How cruise can open up
A likeable and passionate character, Laurent previously worked in leadership roles at the International Air Transport Association for nearly a decade, including a stint as assistant director for EU Affairs.
She has also worked in policy development for the Association of European Airlines, and as a parliamentary adviser at the European Parliament and as senior policy officer at the American Chamber of Commerce to the EU, before joining CLIA.
This level of experience should serve her well in cruise, not least in terms of communicating the needs of the sector to those in the corridors of power. “It’s about talking on a national level; having a more regulatory engagement in the dialogue,” she says.
“Maybe what is missing sometimes is how we communicate. We have much to be proud of including the advances we have made. My hope is that we open up to other type of sectors, speaking to regulators and the external world about what we’re doing.”
She adds: “My goal is really to help the industry structure its message, talking to the external world, fitting to the regulatory challenges and local political expectations.
“We have done – and are doing – a million of good things. So, now we focus on how we structure that into a consistent message. Having a structure will help us be more transparent and visible, in terms of what we do and where we want to go.”
But how will that be achieved? “I think it’s about access,” she explains. “With the challenges of decarbonisation [for example], the industry is now cooperating more with regulators and local destinations. We’re still in the middle of that transformation.”
It will, as Laurent agrees, take time to break down any barriers, but this aforementioned transformation is “accelerating”, she believes.
“Covid forced everyone to speak to each other. Suddenly, you had to speak to the local health authorities and the national health minister. Before, there was not necessarily this daily and very intense dialogue.

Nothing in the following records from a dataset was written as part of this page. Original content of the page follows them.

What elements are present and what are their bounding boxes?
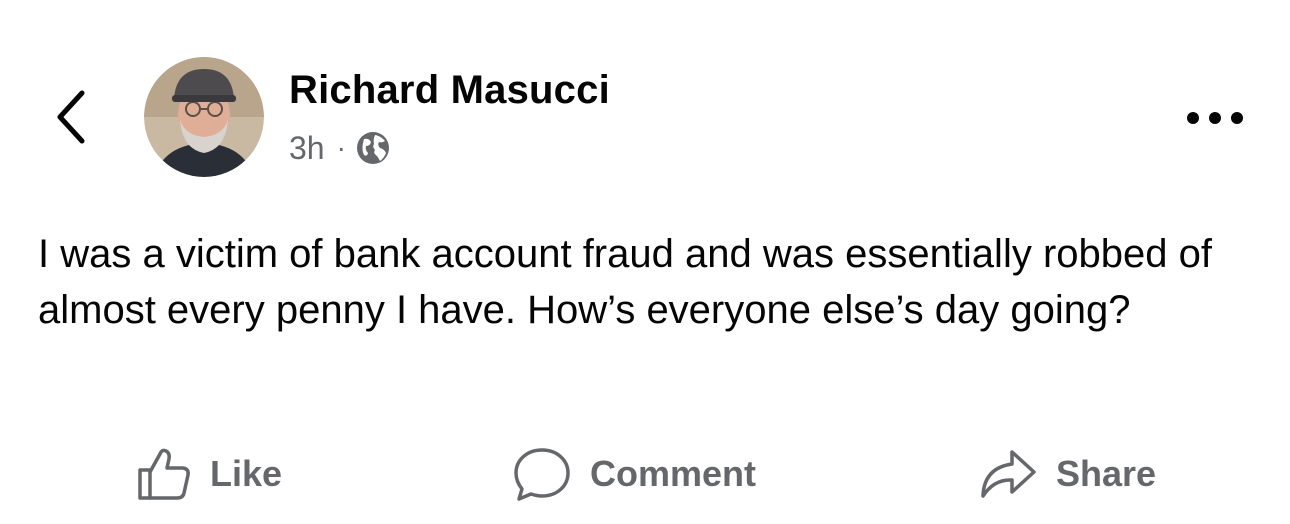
more-options-button[interactable] xyxy=(1180,98,1250,138)
share-arrow-icon xyxy=(981,450,1036,498)
speech-bubble-icon xyxy=(514,448,570,501)
avatar[interactable] xyxy=(144,57,264,177)
author-name[interactable]: Richard Masucci xyxy=(289,68,610,113)
like-label: Like xyxy=(210,453,283,494)
share-button[interactable]: Share xyxy=(978,444,1156,504)
post-meta: 3h · xyxy=(289,128,390,168)
post-text: I was a victim of bank account fraud and… xyxy=(38,232,1212,332)
comment-label: Comment xyxy=(590,453,757,494)
post-timestamp[interactable]: 3h xyxy=(289,130,325,167)
comment-button[interactable]: Comment xyxy=(512,444,756,504)
meta-separator: · xyxy=(336,132,346,163)
back-button[interactable] xyxy=(44,84,98,150)
thumbs-up-icon xyxy=(138,448,190,500)
share-label: Share xyxy=(1056,453,1157,494)
like-button[interactable]: Like xyxy=(136,444,282,504)
more-horizontal-icon xyxy=(1187,112,1243,124)
globe-icon[interactable] xyxy=(356,131,390,165)
chevron-left-icon xyxy=(57,90,85,144)
profile-photo xyxy=(144,57,264,177)
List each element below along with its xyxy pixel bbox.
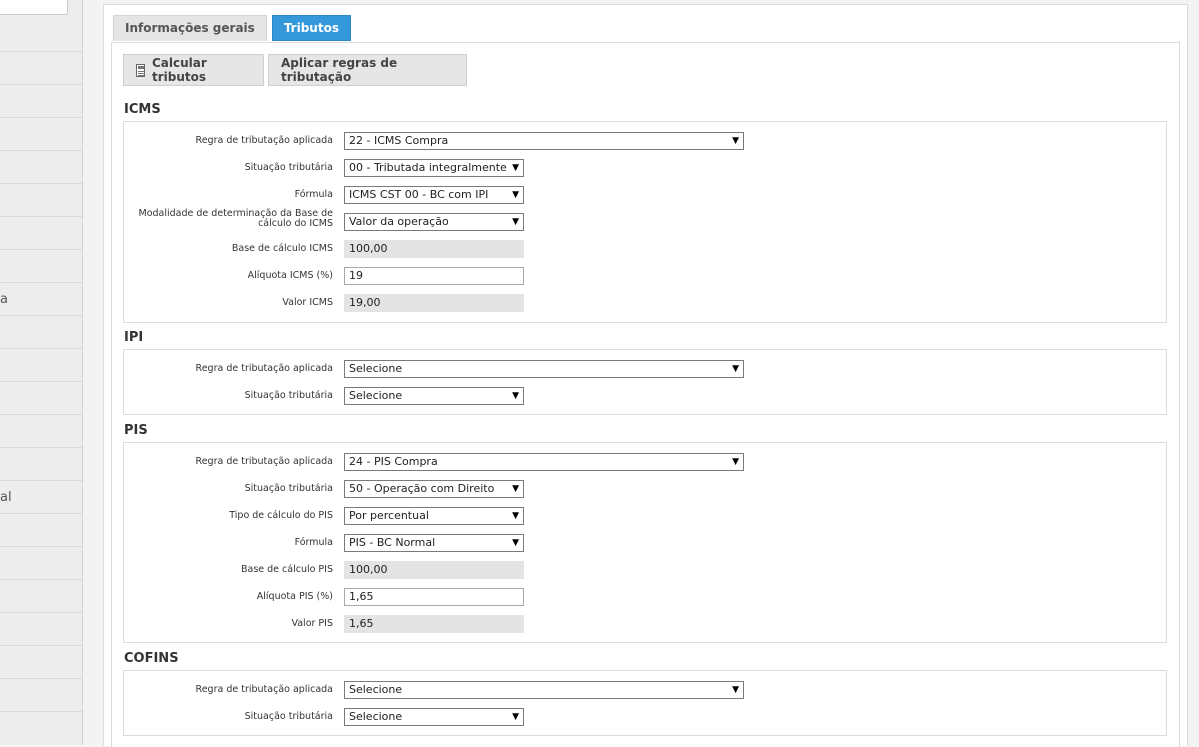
icms-situation-select[interactable]: 00 - Tributada integralmente (344, 159, 524, 177)
apply-tax-rules-button[interactable]: Aplicar regras de tributação (268, 54, 467, 86)
tab-general-info[interactable]: Informações gerais (113, 15, 267, 41)
sidebar-item-label[interactable]: a (0, 292, 8, 307)
sidebar-divider (0, 150, 82, 151)
icms-formula-label: Fórmula (294, 189, 333, 200)
ipi-fieldset: Regra de tributação aplicada Selecione S… (123, 349, 1167, 415)
main-panel: Informações gerais Tributos Calcular tri… (103, 4, 1188, 747)
icms-base-label: Base de cálculo ICMS (231, 243, 333, 254)
ipi-rule-label: Regra de tributação aplicada (195, 363, 333, 374)
calculate-taxes-label: Calcular tributos (152, 56, 207, 84)
icms-value-field: 19,00 (344, 294, 524, 312)
sidebar-divider (0, 546, 82, 547)
icms-rate-label: Alíquota ICMS (%) (247, 270, 333, 281)
icms-rate-input[interactable]: 19 (344, 267, 524, 285)
pis-calc-type-select[interactable]: Por percentual (344, 507, 524, 525)
icms-rule-select[interactable]: 22 - ICMS Compra (344, 132, 744, 150)
icms-situation-label: Situação tributária (244, 162, 333, 173)
ipi-situation-select[interactable]: Selecione (344, 387, 524, 405)
sidebar-divider (0, 249, 82, 250)
icms-value-label: Valor ICMS (282, 297, 333, 308)
calculator-icon (136, 63, 145, 77)
pis-formula-select[interactable]: PIS - BC Normal (344, 534, 524, 552)
tab-bar: Informações gerais Tributos (113, 15, 356, 41)
sidebar-divider (0, 414, 82, 415)
pis-rule-label: Regra de tributação aplicada (195, 456, 333, 467)
pis-situation-select[interactable]: 50 - Operação com Direito (344, 480, 524, 498)
pis-calc-type-label: Tipo de cálculo do PIS (229, 510, 333, 521)
ipi-rule-select[interactable]: Selecione (344, 360, 744, 378)
icms-base-field: 100,00 (344, 240, 524, 258)
icms-modality-label: Modalidade de determinação da Base de cá… (138, 208, 333, 229)
pis-rule-select[interactable]: 24 - PIS Compra (344, 453, 744, 471)
cofins-rule-label: Regra de tributação aplicada (195, 684, 333, 695)
sidebar-divider (0, 381, 82, 382)
ipi-section-title: IPI (124, 330, 144, 345)
sidebar-divider (0, 711, 82, 712)
sidebar-divider (0, 117, 82, 118)
sidebar-search-input[interactable] (0, 0, 68, 15)
sidebar-divider (0, 216, 82, 217)
cofins-section-title: COFINS (124, 651, 179, 666)
sidebar-divider (0, 480, 82, 481)
pis-rate-input[interactable]: 1,65 (344, 588, 524, 606)
icms-rule-label: Regra de tributação aplicada (195, 135, 333, 146)
pis-formula-label: Fórmula (294, 537, 333, 548)
pis-base-label: Base de cálculo PIS (240, 564, 333, 575)
pis-section-title: PIS (124, 423, 148, 438)
sidebar: a al (0, 0, 83, 745)
sidebar-divider (0, 645, 82, 646)
apply-tax-rules-label: Aplicar regras de tributação (281, 56, 398, 84)
sidebar-divider (0, 348, 82, 349)
sidebar-divider (0, 579, 82, 580)
icms-formula-select[interactable]: ICMS CST 00 - BC com IPI (344, 186, 524, 204)
sidebar-divider (0, 84, 82, 85)
sidebar-divider (0, 678, 82, 679)
calculate-taxes-button[interactable]: Calcular tributos (123, 54, 264, 86)
cofins-situation-label: Situação tributária (244, 711, 333, 722)
cofins-fieldset: Regra de tributação aplicada Selecione S… (123, 670, 1167, 736)
sidebar-divider (0, 513, 82, 514)
cofins-rule-select[interactable]: Selecione (344, 681, 744, 699)
sidebar-item-label[interactable]: al (0, 490, 12, 505)
pis-rate-label: Alíquota PIS (%) (256, 591, 333, 602)
icms-fieldset: Regra de tributação aplicada 22 - ICMS C… (123, 121, 1167, 323)
pis-situation-label: Situação tributária (244, 483, 333, 494)
tab-taxes[interactable]: Tributos (271, 15, 351, 41)
icms-section-title: ICMS (124, 102, 161, 117)
sidebar-divider (0, 282, 82, 283)
sidebar-divider (0, 51, 82, 52)
tab-content: Calcular tributos Aplicar regras de trib… (111, 42, 1180, 747)
sidebar-divider (0, 183, 82, 184)
pis-value-label: Valor PIS (291, 618, 333, 629)
sidebar-divider (0, 612, 82, 613)
sidebar-divider (0, 315, 82, 316)
icms-modality-select[interactable]: Valor da operação (344, 213, 524, 231)
pis-fieldset: Regra de tributação aplicada 24 - PIS Co… (123, 442, 1167, 643)
pis-value-field: 1,65 (344, 615, 524, 633)
cofins-situation-select[interactable]: Selecione (344, 708, 524, 726)
sidebar-divider (0, 447, 82, 448)
pis-base-field: 100,00 (344, 561, 524, 579)
ipi-situation-label: Situação tributária (244, 390, 333, 401)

“The same thing goes for decarbonisation; cruise lines are in line with international objectives. We have concrete targets that will fundamentally change the way we cruise, in the sense of having new ships putting the focus on reducing emissions.
“I am surprised, to be honest, how quickly the discussions are coming back. Every day we are talking with destinations on how to best plan for operations in the coming years.”
How CLIA will support decarbonisation plans
This future, as Laurent has already described, will bring success to those who one, tackle the sustainability challenge head on, and two, invest in emission-reducing technologies and climate-friendly policies.
“In terms of priorities for this year, let’s look at the short-term elements,” she says. “Indeed, it’s the decarbonisation framework.
“Today, in Europe, we only have seven per cent of the cruise berths equipped, or to be equipped, within the next three years, with shoreside electricity, which is a tiny portion of what we need.
“How do we make sure the investments are there? Same thing for liquefied natural gas, which is still a fossil fuel, nobody can deny that, but is still one of the main solutions to achieve immediate and short-term reductions.
“The ultimate end goal is synthetic fuel, synthetic LNG with alternative fuels to support zero emissions. Discussions are happening now in terms of the legal framework for this.”
There is also the immediate future to ponder, as Laurent clarifies. “We’re not yet out of the Covid crisis. We expect, especially over the next six months, to be focused on what the new health protocols should be, as we see more and more countries coming back to normal.
“What does it mean for cruising? What will be the conditions for operations this summer in Europe? We are still very much focused on that, trying to understand what’s the best approach for the safety of passengers, taking into account the evolution of the virus.”
On a personal level, the sector is, of course, still new to Laurent. Her background in transport provides a firm grounding, but cruise has its own distinct feel and format.
“One of the key differences I’ve seen between aviation and cruise is that cruise is extremely flexible – ships are bound to the sea and discovery – whereas an airline operates to a strict schedule,” Laurent says.
“This freedom has benefits, but some challenges. Does it impact your engagement with a destination? We need to have this principle of engagement with destinations, so everybody knows what their concerns and interests are, and how we can find practical solutions.”
With Laurent at the helm, it’s a fair bet that those solutions will be found.